If I were hunting that unit I would be talking to the Robb's from Paragonah. 
http://www.redcreekoutfitters.net/about.php


----------



## colorcountrygunner (Oct 6, 2009)

I know a got a buddy that hunts the Panguitch unit a lot (he actually used to post on here quite a bit) that knows where some good ones are. I'd have you PM him and get some info, but I think he is looking at cashing in his bear points and going after them this year so he probably wouldn't be real keen on sharing info. They are definitely out there though. Utah's bear population is on an upward trend. Do a bunch of research on baiting and what features to look for in a good bait site and if you play all your cards right there's a good chance you can make it happen.
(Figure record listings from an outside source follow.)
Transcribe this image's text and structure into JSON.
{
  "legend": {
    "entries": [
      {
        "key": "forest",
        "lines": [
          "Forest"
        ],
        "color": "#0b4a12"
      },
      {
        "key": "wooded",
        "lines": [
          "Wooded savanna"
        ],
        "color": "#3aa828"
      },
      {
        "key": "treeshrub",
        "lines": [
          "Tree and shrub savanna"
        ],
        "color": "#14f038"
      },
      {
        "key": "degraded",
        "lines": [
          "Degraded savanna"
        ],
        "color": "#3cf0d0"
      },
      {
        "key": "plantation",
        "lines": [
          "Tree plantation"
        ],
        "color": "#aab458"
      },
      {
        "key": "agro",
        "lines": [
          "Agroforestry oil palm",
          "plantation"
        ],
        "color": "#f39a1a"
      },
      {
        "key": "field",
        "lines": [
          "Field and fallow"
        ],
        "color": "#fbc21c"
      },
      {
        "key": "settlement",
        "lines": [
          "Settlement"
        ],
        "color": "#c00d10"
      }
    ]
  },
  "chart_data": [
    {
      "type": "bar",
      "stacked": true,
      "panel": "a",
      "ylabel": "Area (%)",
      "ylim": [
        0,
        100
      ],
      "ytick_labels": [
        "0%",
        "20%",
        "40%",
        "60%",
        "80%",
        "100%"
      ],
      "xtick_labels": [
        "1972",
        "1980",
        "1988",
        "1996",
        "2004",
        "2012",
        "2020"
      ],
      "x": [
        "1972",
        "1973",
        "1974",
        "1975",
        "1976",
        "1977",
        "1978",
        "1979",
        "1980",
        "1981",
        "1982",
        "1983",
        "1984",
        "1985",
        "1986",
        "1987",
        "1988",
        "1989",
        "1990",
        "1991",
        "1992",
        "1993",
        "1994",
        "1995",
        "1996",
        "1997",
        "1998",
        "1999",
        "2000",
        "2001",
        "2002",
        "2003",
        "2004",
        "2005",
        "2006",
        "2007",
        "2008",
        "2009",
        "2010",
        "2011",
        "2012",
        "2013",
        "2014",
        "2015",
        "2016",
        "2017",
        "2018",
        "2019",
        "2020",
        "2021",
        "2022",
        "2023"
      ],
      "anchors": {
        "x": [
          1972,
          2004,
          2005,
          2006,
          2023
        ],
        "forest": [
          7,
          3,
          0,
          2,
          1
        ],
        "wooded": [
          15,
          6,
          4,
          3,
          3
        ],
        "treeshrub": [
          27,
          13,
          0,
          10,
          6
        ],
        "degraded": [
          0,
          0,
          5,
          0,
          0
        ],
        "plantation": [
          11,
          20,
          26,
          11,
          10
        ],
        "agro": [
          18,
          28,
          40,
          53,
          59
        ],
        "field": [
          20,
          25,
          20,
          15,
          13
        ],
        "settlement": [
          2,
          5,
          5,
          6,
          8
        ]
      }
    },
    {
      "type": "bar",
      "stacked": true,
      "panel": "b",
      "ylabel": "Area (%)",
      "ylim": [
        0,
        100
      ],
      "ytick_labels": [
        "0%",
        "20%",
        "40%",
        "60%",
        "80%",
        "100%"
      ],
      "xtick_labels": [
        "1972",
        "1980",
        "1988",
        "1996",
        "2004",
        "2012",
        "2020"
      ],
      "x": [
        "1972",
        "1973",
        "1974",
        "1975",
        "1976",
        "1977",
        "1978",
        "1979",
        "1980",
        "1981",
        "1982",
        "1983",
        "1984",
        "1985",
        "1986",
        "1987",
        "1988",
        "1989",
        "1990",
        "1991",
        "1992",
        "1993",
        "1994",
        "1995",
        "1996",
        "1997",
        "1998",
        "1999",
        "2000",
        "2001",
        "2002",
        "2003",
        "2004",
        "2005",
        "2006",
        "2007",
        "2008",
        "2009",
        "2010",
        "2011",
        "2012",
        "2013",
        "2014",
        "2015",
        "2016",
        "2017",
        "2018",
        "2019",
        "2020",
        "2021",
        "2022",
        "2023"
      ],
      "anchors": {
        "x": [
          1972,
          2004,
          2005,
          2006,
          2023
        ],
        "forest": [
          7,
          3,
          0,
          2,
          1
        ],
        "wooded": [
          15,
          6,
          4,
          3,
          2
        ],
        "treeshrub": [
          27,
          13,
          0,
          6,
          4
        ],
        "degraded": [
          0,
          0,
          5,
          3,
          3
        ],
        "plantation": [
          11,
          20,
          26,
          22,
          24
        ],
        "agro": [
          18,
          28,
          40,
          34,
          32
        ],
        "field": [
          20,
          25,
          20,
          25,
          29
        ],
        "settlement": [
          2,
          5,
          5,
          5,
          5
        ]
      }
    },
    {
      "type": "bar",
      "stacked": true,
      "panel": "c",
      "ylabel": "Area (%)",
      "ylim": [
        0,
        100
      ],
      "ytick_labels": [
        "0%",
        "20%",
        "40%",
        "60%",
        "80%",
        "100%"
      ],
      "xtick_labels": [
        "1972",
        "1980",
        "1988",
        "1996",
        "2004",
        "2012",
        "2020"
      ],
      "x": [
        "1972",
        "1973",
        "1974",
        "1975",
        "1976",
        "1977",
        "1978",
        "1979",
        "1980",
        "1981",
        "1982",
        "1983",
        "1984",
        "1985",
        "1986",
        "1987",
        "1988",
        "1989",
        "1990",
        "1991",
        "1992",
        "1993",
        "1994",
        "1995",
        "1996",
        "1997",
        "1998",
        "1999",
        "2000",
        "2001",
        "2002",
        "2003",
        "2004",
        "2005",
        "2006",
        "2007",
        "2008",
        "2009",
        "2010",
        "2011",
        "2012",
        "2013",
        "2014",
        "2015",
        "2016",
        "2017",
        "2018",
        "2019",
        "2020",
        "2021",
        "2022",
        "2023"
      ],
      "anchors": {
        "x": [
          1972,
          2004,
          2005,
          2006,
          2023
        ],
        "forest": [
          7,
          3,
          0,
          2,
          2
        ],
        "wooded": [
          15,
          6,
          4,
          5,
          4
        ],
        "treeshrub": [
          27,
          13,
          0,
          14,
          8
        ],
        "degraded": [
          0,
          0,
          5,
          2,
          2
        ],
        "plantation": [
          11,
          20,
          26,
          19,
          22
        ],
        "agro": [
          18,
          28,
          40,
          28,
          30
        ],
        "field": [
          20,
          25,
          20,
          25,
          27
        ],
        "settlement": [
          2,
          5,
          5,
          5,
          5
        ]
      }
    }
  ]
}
Good luck! My wife should draw the Manti-North summer tag this year and we are going to try our hand at baiting. I am beside myself with excitement!

Oh, and not to be the forum police or anything but this thread would be more suited for the "other kinds of animals" forum. The mods will probably move it there when they see this thread. Just letting you know.


----------



## kailey29us (May 26, 2011)

I have 6 points and will be putting in for this unit as well, we got video on a trail cam of a cool light colored bear last year.


----------



## RidgeRebel (Feb 1, 2012)

Finally drew this tag this year. I have spent a fair amount time on Panguitch lake looking for deer and elk, but have yet to run into a bear. I hear the bear population is growing on the unit. This is my first time hunting or baiting bears. Any tips on baiting or finding bears on Panguitch lake would be appreciated. I heard some guys have killed some great bears on the Zion side as well. Thanks fellas.


----------



## 2blade (Mar 26, 2018)

go to Redcreek Res and go across the dam, there is a trail from there that goes to the top of the ridge. In between halfway and the top there's been a couple hanging out the last couple years. I have a friend that has trail cam pics of em.


----------



## RidgeRebel (Feb 1, 2012)

Thanks 2blade, I have not hunted the North end at all, I will check that area out after the snow melts.


----------